The symbol $i$(iota) is used to represent the square root of $\sqrt{-1}$. This also implies, ${{i}^{2}}=-1$, which means $i$ is the solution of the quadratic equation ${{x}^{2}}+1=0.$ In this way square root of any negative number can be expressed using $i.$
$\begin{align}
  & \Rightarrow \sqrt{-1}=i.........(i) \\
 & \Rightarrow {{i}^{2}}=-1.......(ii) \\
\end{align}$
Here, in this question we have to find $\sqrt{-x-iy}$ given that $\sqrt{x+iy}=\pm (a+ib).$
It is given that $\sqrt{x+iy}=\pm (a+ib).$
$\Rightarrow \sqrt{(x+iy)}=\pm (a+ib)........(iii)$
Now, squaring equation (iii) on both sides we get,
$\begin{align}
  & \Rightarrow {{\left( \sqrt{(x+iy)} \right)}^{2}}=\pm {{\left( (a+ib) \right)}^{2}} \\
 & \Rightarrow x+iy=\pm \left( {{a}^{2}}+2\times a\times ib+{{(ib)}^{2}} \right) \\
\end{align}$
$\Rightarrow x+iy=\pm ({{a}^{2}}+i2ab+{{i}^{2}}{{b}^{2}}).......(iv)$
From equation (ii) we know that ${{i}^{2}}=-1$.

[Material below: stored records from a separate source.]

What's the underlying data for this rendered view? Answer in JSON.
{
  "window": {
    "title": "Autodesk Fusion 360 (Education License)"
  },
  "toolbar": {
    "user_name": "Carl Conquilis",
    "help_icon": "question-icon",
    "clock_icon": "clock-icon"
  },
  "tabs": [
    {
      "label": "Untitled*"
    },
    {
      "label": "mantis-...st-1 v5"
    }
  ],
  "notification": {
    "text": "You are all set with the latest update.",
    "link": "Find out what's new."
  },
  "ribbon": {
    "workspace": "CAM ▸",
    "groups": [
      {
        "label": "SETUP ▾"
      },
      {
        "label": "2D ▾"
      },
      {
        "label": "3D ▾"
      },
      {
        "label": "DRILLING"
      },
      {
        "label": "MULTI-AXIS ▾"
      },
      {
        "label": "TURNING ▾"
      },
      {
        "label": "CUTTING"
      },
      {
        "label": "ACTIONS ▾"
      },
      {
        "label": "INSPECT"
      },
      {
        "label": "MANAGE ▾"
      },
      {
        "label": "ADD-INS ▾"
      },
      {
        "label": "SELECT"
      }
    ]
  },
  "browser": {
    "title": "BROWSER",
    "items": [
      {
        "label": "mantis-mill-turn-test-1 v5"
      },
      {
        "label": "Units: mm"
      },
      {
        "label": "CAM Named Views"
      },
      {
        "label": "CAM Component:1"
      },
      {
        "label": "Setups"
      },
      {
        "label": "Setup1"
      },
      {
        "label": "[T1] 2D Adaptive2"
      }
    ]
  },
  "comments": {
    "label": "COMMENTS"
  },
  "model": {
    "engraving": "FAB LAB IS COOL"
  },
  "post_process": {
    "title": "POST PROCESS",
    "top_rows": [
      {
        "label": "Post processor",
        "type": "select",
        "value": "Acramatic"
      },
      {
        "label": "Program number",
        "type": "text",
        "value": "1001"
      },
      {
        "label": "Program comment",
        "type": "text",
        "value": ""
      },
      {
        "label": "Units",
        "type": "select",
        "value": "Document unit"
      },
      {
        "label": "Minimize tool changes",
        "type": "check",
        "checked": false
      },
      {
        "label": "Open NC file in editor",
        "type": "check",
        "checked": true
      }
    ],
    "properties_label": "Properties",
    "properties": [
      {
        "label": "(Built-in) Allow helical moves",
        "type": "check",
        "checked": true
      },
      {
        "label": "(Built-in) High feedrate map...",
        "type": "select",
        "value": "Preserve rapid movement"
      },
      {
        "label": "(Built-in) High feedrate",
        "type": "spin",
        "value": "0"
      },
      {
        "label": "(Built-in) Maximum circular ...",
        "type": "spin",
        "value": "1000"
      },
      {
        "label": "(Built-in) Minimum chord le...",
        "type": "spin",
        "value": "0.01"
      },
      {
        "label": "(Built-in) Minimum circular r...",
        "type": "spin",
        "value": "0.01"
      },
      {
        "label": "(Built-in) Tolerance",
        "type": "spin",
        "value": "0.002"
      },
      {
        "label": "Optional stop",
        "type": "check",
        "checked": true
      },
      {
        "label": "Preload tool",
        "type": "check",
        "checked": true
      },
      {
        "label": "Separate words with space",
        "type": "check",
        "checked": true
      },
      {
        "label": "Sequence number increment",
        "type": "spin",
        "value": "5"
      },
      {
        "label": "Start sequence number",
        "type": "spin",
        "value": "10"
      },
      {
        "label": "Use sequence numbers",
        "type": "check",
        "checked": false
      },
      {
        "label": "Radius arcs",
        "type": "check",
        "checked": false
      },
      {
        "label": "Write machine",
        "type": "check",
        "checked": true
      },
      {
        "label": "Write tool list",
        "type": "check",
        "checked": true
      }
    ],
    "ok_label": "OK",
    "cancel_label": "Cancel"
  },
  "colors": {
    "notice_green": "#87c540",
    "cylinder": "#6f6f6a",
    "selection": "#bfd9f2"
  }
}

Hence, we can rewrite equation (iv) as,
\[\Rightarrow x+iy=\pm ({{a}^{2}}+i2ab-{{b}^{2}}).........(v)\]
Rearranging equation (v) we get,
\[\Rightarrow x+iy=\pm ({{a}^{2}}-{{b}^{2}}+i2ab).........(vi)\]
We also know that if $a+ib$ and $c+id$ are two complex numbers and if, $a+ib=c+id.$ This implies,
$\begin{align}
  & \Rightarrow a=c \\
 & \Rightarrow b=d \\
\end{align}$
Comparing this with equation (vi) we get,
$\begin{align}
  & \Rightarrow x=\pm ({{a}^{2}}-{{b}^{2}}).........(vii) \\
 & \Rightarrow y=\pm (2ab)..........(viii) \\
\end{align}$
In the given question we have to find $\sqrt{-x-iy}.$ Now, squaring this expression we get,
$\Rightarrow {{\left( \sqrt{-x-iy} \right)}^{2}}=-x-iy.........(ix)$
From equations (vii) and (viii) we know that,
$\begin{align}
  & \Rightarrow -x=\pm (-({{a}^{2}}-{{b}^{2}})) \\
 & \Rightarrow -x=\pm ({{b}^{2}}-{{a}^{2}})........(x) \\
 & \Rightarrow -y=\pm (-2ab)........(xi) \\
\end{align}$
Now substituting equations (x) and (xi) in equation (ix) we get,
$\Rightarrow -x-iy=\pm ({{b}^{2}}-{{a}^{2}}-i2ab).......(xii)$
From equation (iv) we know that,
$\Rightarrow \pm {{\left( a+ib \right)}^{2}}=\pm ({{a}^{2}}+2iab-{{b}^{2}})$
Comparing this with equation (xii) we can rewrite $\pm ({{b}^{2}}-{{a}^{2}}-i2ab)$ as,
$\begin{align}
  & \Rightarrow \pm {{(b-ia)}^{2}}=\pm ({{b}^{2}}-2iab+{{\left( ia \right)}^{2}}) \\
 & \Rightarrow {{(b-ia)}^{2}}=\pm ({{b}^{2}}-2iab-{{a}^{2}})=\pm ({{b}^{2}}-{{a}^{2}}-i2ab).....(xiii) \\
\end{align}$
$\begin{align}
  & \Rightarrow \sqrt{-x-iy}=\pm \sqrt{{{(b-ia)}^{2}}} \\
 & \Rightarrow \sqrt{-x-iy}=\pm (b-ia).......(xiv) \\
\end{align}$
$\therefore $ the correct option is (3).

Note: In this problem, the main property of complex number used is, if $a+ib$ and $c+id$ are two complex numbers and if, $a+ib=c+id.$
Then,
$\begin{align}
  & \Rightarrow a=c \\
 & \Rightarrow b=d \\
\end{align}$
There are chances that a student might write $\sqrt{-x-iy}$ as $\sqrt{-1(x+iy)}$ and then again rewrite it as $\sqrt{i(x+iy}.$ This is wrong. It should be noted that $\sqrt{-1}=i$ and hence you cannot write like this.